Hoping for a less taxing April in the future

April should be a good month. The temperatures are rising, the flowers are blooming, and fishing season opens.

But then, there is the 15th. Why do they ruin a perfectly good month by sticking income tax day in the middle of it?

I've heard suggestions that we should move tax day to just before the November elections, so that people can take out their wrath at the ballot box. That's not a bad idea, but I'm not sure it will solve the basic problems.

I'm not going to quibble too much with the amount of taxes I pay. All in all, it's a pretty good investment in this country, compared to all other nations. Our taxes have helped create a place where seemingly everyone in the world wants to be. I certainly have disagreements on how those taxes are spent, but not so many that I would not pay them.

My complaint, which is pretty widespread, is that the whole system of tax calculation and collection sucks. Why is it so hard to find out how much you owe in taxes? Even with my handy-dandy computer tax program, I'm not entirely sure if I'm figuring my taxes correctly or committing a felony. It's tyranny by complication.
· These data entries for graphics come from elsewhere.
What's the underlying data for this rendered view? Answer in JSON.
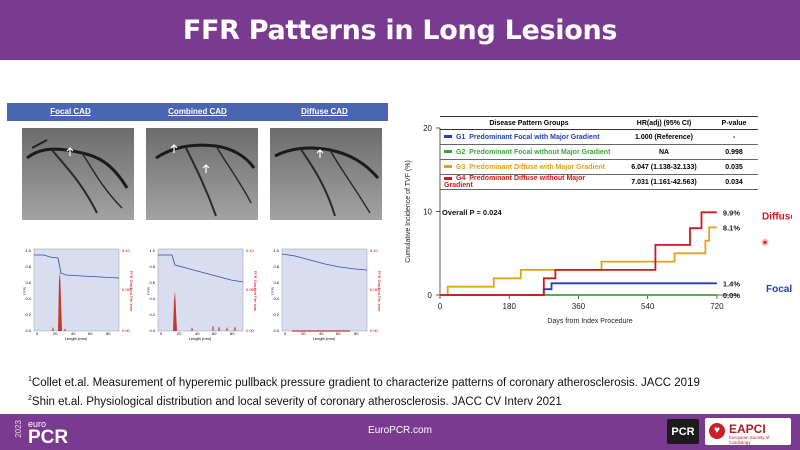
{
  "title": "FFR Patterns in Long Lesions",
  "angiography": {
    "headers": [
      "Focal CAD",
      "Combined CAD",
      "Diffuse CAD"
    ]
  },
  "pullback": {
    "y_left_label": "FFR",
    "y_right_label": "FFR Gradient Per Imm",
    "x_label": "Length (mm)",
    "y_left_ticks": [
      "0.0",
      "0.2",
      "0.4",
      "0.6",
      "0.8",
      "1.0"
    ],
    "y_right_ticks": [
      "0.00",
      "0.05",
      "0.10"
    ],
    "x_ticks": [
      "0",
      "20",
      "40",
      "60",
      "80"
    ]
  },
  "km_table": {
    "headers": [
      "Disease Pattern Groups",
      "HR(adj) (95% CI)",
      "P-value"
    ],
    "rows": [
      {
        "group": "G1",
        "label": "Predominant Focal with Major Gradient",
        "hr": "1.000 (Reference)",
        "p": "-",
        "color": "#1f3fbf"
      },
      {
        "group": "G2",
        "label": "Predominant Focal without Major Gradient",
        "hr": "NA",
        "p": "0.998",
        "color": "#3aa53a"
      },
      {
        "group": "G3",
        "label": "Predominant Diffuse with Major Gradient",
        "hr": "6.047 (1.138-32.133)",
        "p": "0.035",
        "color": "#e0a21a"
      },
      {
        "group": "G4",
        "label": "Predominant Diffuse without Major Gradient",
        "hr": "7.031 (1.161-42.563)",
        "p": "0.034",
        "color": "#cc1a1a"
      }
    ]
  },
  "chart_data": {
    "type": "line",
    "xlabel": "Days from Index Procedure",
    "ylabel": "Cumulative Incidence of TVF (%)",
    "xlim": [
      0,
      780
    ],
    "ylim": [
      0,
      20
    ],
    "x_ticks": [
      0,
      180,
      360,
      540,
      720
    ],
    "y_ticks": [
      0,
      10,
      20
    ],
    "annotation": "Overall P = 0.024",
    "end_labels": [
      "9.9%",
      "8.1%",
      "1.4%",
      "0.0%"
    ],
    "group_labels": [
      "Diffuse",
      "Focal"
    ],
    "series": [
      {
        "name": "G1",
        "color": "#1f3fbf",
        "points": [
          [
            0,
            0
          ],
          [
            270,
            0
          ],
          [
            270,
            0.7
          ],
          [
            290,
            0.7
          ],
          [
            290,
            1.4
          ],
          [
            720,
            1.4
          ]
        ]
      },
      {
        "name": "G2",
        "color": "#3aa53a",
        "points": [
          [
            0,
            0
          ],
          [
            720,
            0
          ]
        ]
      },
      {
        "name": "G3",
        "color": "#e0a21a",
        "points": [
          [
            0,
            0
          ],
          [
            20,
            0
          ],
          [
            20,
            1.0
          ],
          [
            140,
            1.0
          ],
          [
            140,
            2.0
          ],
          [
            210,
            2.0
          ],
          [
            210,
            3.0
          ],
          [
            420,
            3.0
          ],
          [
            420,
            4.0
          ],
          [
            610,
            4.0
          ],
          [
            610,
            5.0
          ],
          [
            690,
            5.0
          ],
          [
            690,
            6.5
          ],
          [
            700,
            6.5
          ],
          [
            700,
            8.1
          ],
          [
            720,
            8.1
          ]
        ]
      },
      {
        "name": "G4",
        "color": "#cc1a1a",
        "points": [
          [
            0,
            0
          ],
          [
            270,
            0
          ],
          [
            270,
            2.0
          ],
          [
            300,
            2.0
          ],
          [
            300,
            3.0
          ],
          [
            560,
            3.0
          ],
          [
            560,
            6.0
          ],
          [
            650,
            6.0
          ],
          [
            650,
            8.0
          ],
          [
            680,
            8.0
          ],
          [
            680,
            9.9
          ],
          [
            720,
            9.9
          ]
        ]
      }
    ]
  },
  "references": [
    {
      "num": "1",
      "text": "Collet et.al. Measurement of hyperemic pullback pressure gradient to characterize patterns of coronary atherosclerosis. JACC 2019"
    },
    {
      "num": "2",
      "text": "Shin et.al. Physiological distribution and local severity of coronary atherosclerosis. JACC CV Interv 2021"
    }
  ],
  "footer": {
    "year": "2023",
    "brand_small": "euro",
    "brand": "PCR",
    "site": "EuroPCR.com",
    "badge": "PCR",
    "partner": "EAPCI",
    "partner_sub": "European Society of Cardiology"
  },
  "colors": {
    "brand": "#7a3a8f",
    "header_blue": "#4a66b0",
    "diffuse_red": "#cc1a1a",
    "focal_blue": "#1f3fbf"
  }
}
Think of the hundreds of millions, perhaps billions, of man hours that are spent just figuring up how much money we owe Uncle Sam. And then think about the money spent collecting all those taxes and processing all those tax forms.

This is a tremendous waste of resources. All of this bureaucratic effort produces nothing of value for this nation. Nothing, nada, zilch. These are resources that could be spent a million other ways - feeding our children, rebuilding our infrastructure, protecting the nation.
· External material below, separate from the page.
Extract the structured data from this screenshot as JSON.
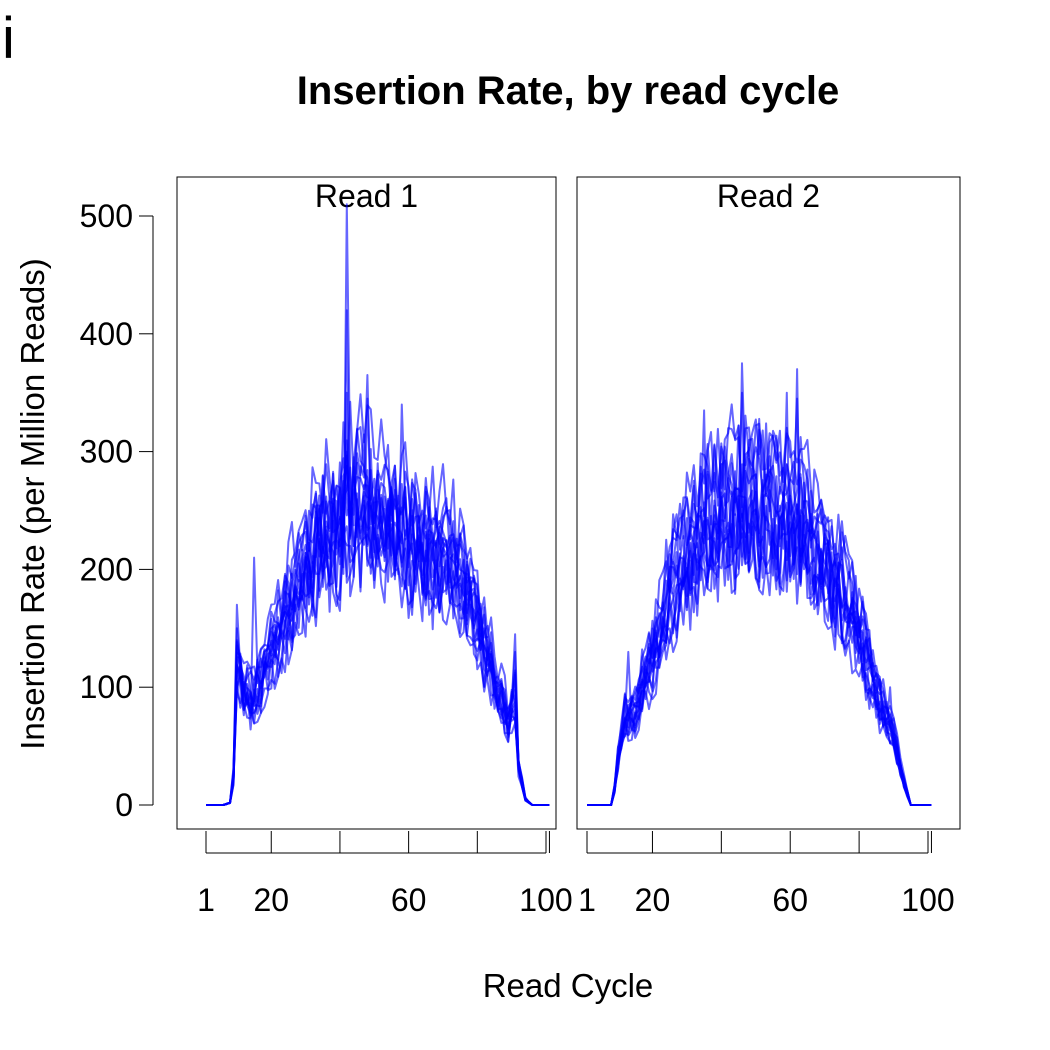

It's time for a tax revolt in this country, a bipartisan rebellion against the system. Let's take all those tax forms and law books and make a giant bonfire out of them, and then start over.
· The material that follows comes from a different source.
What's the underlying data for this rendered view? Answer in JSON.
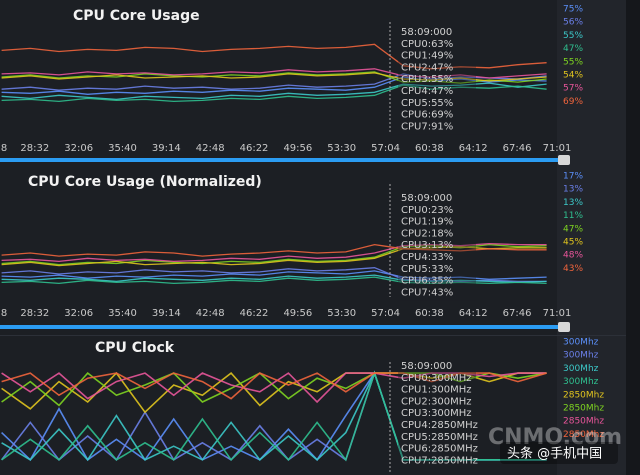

There are many reasons why this hasn't happened already. One is that both the left and right are stuck trying to pull the system their way. Both sides want change, but neither side wants to compromise.

And of course, you have the laundry list of special interests who have paid big money to get their pet projects enshrined in the tax code.

Well, it's time to force their hand.

First off, we just need to simplify the system, balancing between the ideological extremes. Let's try this one on. First, for individuals, get rid of almost all deductions, credits, whatever. Whatever money you make, you just take out a percentage and that's your tax, period. The only one I would keep is the mortgage interest deduction, and that's only because getting rid of it could act as the needle that pops the real estate bubble that has been building for several years.

To make up for the loss of deductions, we lower the tax rates, and cut down on the brackets. I think three brackets makes more sense than what we have now. Set the bottom bracket at 5 percent and make it apply to everybody at the lower end of the economic scale who had at least, say, $1,000 in income. As I made a case for in an earlier column, even the poor should pay some taxes.

We could make the middle class bracket at about 15 percent, and the upper class at a flat 25 percent. The income levels of the brackets and the percentages can be adjusted as needed, but you get the picture. It needs to be simple, easy for everyone to understand. If I know that I am paid X amount of dollars per year, I can also figure out exactly how much in taxes I will have to pay.

As for businesses and corporations, we could simplify their taxes, too. I'm sure all those expenditures on accountants and tax lawyers could go to some better use.

Figuring up taxes for businesses is a little harder than for individuals, because there are so many tricks that can be employed to hide profits.

So the best and easiest way would be to impose a flat 1 percent tax on gross income. After all, individuals have to pay taxes based on gross income. Why not businesses? A flat tax like this would ensure that every business pays its share. And it would wipe out a lot of the corruption in Washington, once you get rid of all the special interest deductions and credits.

A system like this would lead to some people paying more, and some less. But at least you could easily figure out in your head how much you pay.

And it's fair. All individuals and all businesses pay taxes, period. We all benefit from living in this country, and we all owe the country for that gift. And all those resources wasted by today's tax system could be used to make the country even better.